Шрифт:
— Я так люблю тебя, Дафф…
К вечеру этого долгого-долгого дня Дафна вспомнила о письмах, переданных ей старым герцогом, и решила заговорить о них с Саймоном.
Письма его отца. Что в них может быть? Извинения? Обвинения? Раскаяние? Герцог Мидлторп советовал ей выбрать нужный момент для вручения их Саймону. Дафне хотелось думать, что этот момент наступил: Саймон отбросил навязчивую мысль о мщении, а значит, начал избавляться от груза ненависти, от своей зависимости, от темных сил, заполнявших душу.
Не один раз Дафна испытывала желание вскрыть и прочесть хотя бы одно письмо, но так и не поддалась этому искушению. И вот теперь она принесла их из потайного места у себя в спальне и положила перед Саймоном.
— Что это? — спросил он.
— Письма твоего отца. Мидлторп передал их мне для тебя. Ты помнишь? Я уже говорила тебе. Он кивнул. Спокойно кивнул.
— Да, помню, что просил их сжечь.
Дафна слегка улыбнулась:
— Видимо, старик осмелился не выполнить твоей просьбы.
Саймон тоже изобразил улыбку.
— И ты сделала то же самое, как я вижу, — сказал он.
Она опустилась на софу рядом с ним.
— Разве тебе не хочется прочитать их?
Он ответил не сразу.
— Н-не знаю, — сказал он потом.
— Они могут помочь тебе окончательно избавиться от прошлого, — предположила она.
— Или сделать настоящее еще тяжелее, — возразил он, и она не могла не согласиться с ним.
Саймон смотрел на пачку, перевязанную лентой, и ожидал, что сейчас на него нахлынет былая злость, которая превратится в ярость… в неистовство.
Но он не чувствовал ни того ни другого. Ровно ничего.
Это было странное, удивительное ощущение. Он ожидал всего, кроме этого. Никаких чувств. И никакого желания прочитать их.
Он повернул голову к Дафне, смотревшей на него с тревогой.
— Пожалуй, я подожду с чтением, — сказал он.
— Ты не хочешь знать; что там написано?
Он отрицательно мотнул головой.
— Но ты не собираешься сжечь их?
Он пожал плечами.
— Наверное, нет.
Она переводила взгляд с его лица на письма и обратно.
— Что же ты хочешь делать с ними?
— Ничего.
— Совсем ничего?
Он улыбнулся:
— Я уже сказал именно это.
— Н-но… к-куда же их?.. — в растерянности проговорила Дафна.
Его улыбка сделалась шире.
— Еще немного, и ты начнешь заикаться, совсем как я.
Ее это не слишком насмешило, и, согнав улыбку, он заговорил снова:
— Мне действительно сейчас не хочется… расхотелось… ворошить старое. Пусть письма подождут.
Благодаря тебе я почти выбросил… освободился от памяти об отце… И пока не хочу впускать его снова в свои мысли и душу. — Он обнял Дафну. — Сейчас у меня другие мысли и дела… более важные…
— Саймон…
Она покраснела, потому что в комнате было еще светло и потому что его действия стали впрямую отвечать его намекам.
Эпилог
…Наконец-то в семье Гастингсов родился мальчик!

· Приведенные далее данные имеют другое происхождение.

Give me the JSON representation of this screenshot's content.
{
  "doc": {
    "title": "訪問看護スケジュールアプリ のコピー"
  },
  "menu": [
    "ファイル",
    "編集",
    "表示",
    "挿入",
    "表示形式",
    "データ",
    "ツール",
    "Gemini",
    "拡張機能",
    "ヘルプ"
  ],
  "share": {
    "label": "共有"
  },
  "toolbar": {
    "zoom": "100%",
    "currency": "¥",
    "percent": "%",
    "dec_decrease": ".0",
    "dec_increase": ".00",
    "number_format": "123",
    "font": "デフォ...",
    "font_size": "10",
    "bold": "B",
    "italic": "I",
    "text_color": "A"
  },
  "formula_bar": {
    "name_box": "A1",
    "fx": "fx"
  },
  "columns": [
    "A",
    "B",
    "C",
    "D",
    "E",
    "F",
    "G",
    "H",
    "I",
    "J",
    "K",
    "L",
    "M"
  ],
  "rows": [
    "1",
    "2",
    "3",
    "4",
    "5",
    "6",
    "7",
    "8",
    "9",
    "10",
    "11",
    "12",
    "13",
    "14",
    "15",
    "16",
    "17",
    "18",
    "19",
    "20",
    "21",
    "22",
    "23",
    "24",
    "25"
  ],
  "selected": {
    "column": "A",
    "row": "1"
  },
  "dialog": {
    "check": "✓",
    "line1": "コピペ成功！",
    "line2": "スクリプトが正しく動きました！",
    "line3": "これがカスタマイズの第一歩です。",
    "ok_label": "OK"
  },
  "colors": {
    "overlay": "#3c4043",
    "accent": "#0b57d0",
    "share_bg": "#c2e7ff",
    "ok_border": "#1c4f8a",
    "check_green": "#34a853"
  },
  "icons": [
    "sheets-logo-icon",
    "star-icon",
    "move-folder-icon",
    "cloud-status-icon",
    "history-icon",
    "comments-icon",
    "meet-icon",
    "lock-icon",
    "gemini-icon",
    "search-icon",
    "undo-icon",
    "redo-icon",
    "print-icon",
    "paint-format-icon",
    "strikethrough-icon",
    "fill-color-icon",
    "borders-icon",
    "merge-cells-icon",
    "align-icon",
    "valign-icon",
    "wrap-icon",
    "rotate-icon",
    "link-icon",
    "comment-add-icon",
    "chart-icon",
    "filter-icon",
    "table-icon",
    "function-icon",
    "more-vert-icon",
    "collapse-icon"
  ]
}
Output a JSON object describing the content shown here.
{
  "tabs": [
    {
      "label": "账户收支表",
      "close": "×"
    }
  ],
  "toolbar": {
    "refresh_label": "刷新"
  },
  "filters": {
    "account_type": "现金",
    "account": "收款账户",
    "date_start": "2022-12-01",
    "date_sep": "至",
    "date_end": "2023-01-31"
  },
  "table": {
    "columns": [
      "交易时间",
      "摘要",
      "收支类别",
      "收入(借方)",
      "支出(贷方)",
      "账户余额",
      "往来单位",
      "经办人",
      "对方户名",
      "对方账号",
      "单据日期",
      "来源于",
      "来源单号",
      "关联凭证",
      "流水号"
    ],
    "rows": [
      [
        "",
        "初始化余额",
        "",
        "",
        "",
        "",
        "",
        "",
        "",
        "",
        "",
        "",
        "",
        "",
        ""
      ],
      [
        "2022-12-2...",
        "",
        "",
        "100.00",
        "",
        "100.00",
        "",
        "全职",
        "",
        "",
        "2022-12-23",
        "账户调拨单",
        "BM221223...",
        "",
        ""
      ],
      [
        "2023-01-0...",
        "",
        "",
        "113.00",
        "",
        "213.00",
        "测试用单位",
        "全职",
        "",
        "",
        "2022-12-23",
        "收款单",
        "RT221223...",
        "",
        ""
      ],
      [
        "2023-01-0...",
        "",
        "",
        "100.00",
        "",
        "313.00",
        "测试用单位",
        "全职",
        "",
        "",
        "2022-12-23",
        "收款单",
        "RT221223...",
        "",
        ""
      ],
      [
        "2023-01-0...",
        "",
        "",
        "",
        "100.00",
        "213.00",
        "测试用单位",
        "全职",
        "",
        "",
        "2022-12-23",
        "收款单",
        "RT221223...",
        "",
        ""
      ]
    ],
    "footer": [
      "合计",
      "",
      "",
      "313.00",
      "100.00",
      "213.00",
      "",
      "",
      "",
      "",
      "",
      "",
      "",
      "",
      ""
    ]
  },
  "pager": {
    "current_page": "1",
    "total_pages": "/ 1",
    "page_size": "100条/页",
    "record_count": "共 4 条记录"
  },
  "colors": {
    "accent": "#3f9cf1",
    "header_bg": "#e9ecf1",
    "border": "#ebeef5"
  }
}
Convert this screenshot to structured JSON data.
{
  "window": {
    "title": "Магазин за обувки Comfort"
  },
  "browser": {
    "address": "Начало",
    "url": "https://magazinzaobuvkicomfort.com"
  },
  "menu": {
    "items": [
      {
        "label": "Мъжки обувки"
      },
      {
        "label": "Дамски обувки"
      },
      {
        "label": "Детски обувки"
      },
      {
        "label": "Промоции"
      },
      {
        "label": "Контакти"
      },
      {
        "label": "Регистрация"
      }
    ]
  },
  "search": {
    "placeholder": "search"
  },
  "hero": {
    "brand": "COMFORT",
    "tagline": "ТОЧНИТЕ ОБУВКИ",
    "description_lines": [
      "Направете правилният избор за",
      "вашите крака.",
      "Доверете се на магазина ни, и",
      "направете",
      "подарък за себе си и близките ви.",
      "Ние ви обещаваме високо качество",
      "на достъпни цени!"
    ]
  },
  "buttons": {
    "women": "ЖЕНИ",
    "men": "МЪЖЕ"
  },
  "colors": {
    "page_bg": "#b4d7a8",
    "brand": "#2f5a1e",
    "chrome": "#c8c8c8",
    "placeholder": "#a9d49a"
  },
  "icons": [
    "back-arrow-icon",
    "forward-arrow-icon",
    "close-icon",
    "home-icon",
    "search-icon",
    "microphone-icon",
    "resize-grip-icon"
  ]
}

Вслед за тремя дочерьми у герцога и герцогини появился наследник. Ваш автор может представить себе чувство радости и облегчения, наступившее в этой обворожительной семье после упомянутого события: ведь общеизвестно, что все люди с достатком особенно чутко относятся к вопросу о наследовании их добра (и титула тоже).
Имя новорожденного еще не стало общеизвестным, однако ваш автор позволяет себе сделать довольно смелое предположение: поскольку сестрам были присвоены имена по алфавиту — Амелия, Белинда и Виолетта, разве позволительно будет назвать следующего ребенка (мальчика) иначе, чем Гилберт?..
«Светская хроника леди Уислдаун», 15 декабря 1817 года
Саймон в удивлении всплеснул руками. Газетный листок плавно покружил в воздухе и начал опускаться на пол.
— Откуда она, эта чертова леди Уислдаун, может знать такое? — воскликнул он. — Мы никому еще, по-моему, не говорили о том, что решили назвать ребенка именно Гилбертом!
Дафна не могла сдержать улыбки, глядя на бушующего мужа. Из-за такого пустяка.
— Просто случайная догадка, — сказала она умиротворяюще и вновь переключила все внимание на младенца, лежащего у нее на руках, в котором уже видела копию Саймона.
— Совсем не так просто! — не успокаивался тот. — У нее наверняка повсюду соглядатаи. И в нашем доме тоже! Я это предполагал и раньше!